Mae-ling Lokko is an architectural scientist, designer and educator working on the design and development of agrowaste building materials towards generative justice goals. As an Assistant Professor at Yale University’s School of Architecture and Yale’s Center for Ecosystems in Architecture (Yale CEA), Lokko leads research on the design of building materials as part of broader agricultural and textile cycles towards the long-term goal of soil health.



What might you protect in a ceremonial vessel grown with Earth materials? This “Grow-it-Yourself” workshop invites residents of Crown Heights to participate and learn about mycelium building materials and seeds of local flora that will be embedded into a vessel grown with plant waste material and mycellium. The shape of these mycomodules is inspired by the clay Lobi pots of West Africa — ceremonial containers used both in temples and homes for storing spiritual objects.

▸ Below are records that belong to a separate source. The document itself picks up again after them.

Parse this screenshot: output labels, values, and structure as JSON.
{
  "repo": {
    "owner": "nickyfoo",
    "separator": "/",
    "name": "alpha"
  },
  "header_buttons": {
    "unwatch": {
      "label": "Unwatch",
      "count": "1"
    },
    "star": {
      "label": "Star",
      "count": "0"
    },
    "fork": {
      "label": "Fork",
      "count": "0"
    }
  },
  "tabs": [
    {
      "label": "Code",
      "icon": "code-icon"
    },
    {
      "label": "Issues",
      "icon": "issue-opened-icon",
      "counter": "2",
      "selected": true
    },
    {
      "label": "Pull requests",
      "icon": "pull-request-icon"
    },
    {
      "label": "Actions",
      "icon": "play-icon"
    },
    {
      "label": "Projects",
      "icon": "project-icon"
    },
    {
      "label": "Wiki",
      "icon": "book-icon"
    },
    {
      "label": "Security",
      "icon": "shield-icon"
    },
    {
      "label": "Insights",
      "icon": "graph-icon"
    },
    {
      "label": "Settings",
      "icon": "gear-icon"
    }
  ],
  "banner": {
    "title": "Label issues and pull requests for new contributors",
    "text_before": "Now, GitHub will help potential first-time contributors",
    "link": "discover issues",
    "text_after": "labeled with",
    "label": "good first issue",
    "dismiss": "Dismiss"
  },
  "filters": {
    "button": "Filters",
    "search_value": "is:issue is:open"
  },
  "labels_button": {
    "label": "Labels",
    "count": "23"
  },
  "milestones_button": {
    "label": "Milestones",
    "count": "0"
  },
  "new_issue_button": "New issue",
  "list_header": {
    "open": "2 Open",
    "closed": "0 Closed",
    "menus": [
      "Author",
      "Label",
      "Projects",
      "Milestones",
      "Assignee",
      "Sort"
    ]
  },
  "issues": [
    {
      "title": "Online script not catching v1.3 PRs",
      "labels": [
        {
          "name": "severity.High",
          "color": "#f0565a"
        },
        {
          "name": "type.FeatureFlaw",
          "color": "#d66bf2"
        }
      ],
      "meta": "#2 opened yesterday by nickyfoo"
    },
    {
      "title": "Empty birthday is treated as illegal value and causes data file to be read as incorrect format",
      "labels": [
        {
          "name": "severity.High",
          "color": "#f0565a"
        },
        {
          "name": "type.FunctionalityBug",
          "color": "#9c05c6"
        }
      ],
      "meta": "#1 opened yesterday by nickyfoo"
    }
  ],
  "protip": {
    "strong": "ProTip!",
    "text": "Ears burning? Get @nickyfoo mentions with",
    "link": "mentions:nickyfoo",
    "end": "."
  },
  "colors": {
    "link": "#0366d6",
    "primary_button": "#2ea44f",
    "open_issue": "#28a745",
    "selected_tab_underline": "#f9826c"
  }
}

The inoculated mushroom material will be prepared by the Yale School of Architecture student team and will be ready for filling in the tools. Samples of the material at different stages of growth will be presented as well to give workshop participants an overview of the process and to get a hands-on feel for the material. After participants are done filling tools they will be given instructions for how to handle parts and properly observe growth at home, along with how to handle material when it comes time to dry it out in their homes. The workshop will prioritize the participation of Crown Heights youth, emerging designers, urban farmers and elderly interested members of the community. 



– Crown Heights Seed Library introduction

– Molds for mycomodule

– Mycellium for innoculation

– Harvesting Instructions

– Grow-it-Yourself Instructions



– Hat (optional)

– Water Bottle (optional)

– Notebook and Pen



Wheelchair accessible. This workshop will be conducted outside in a garden setting. Both seated and standing options available for participants.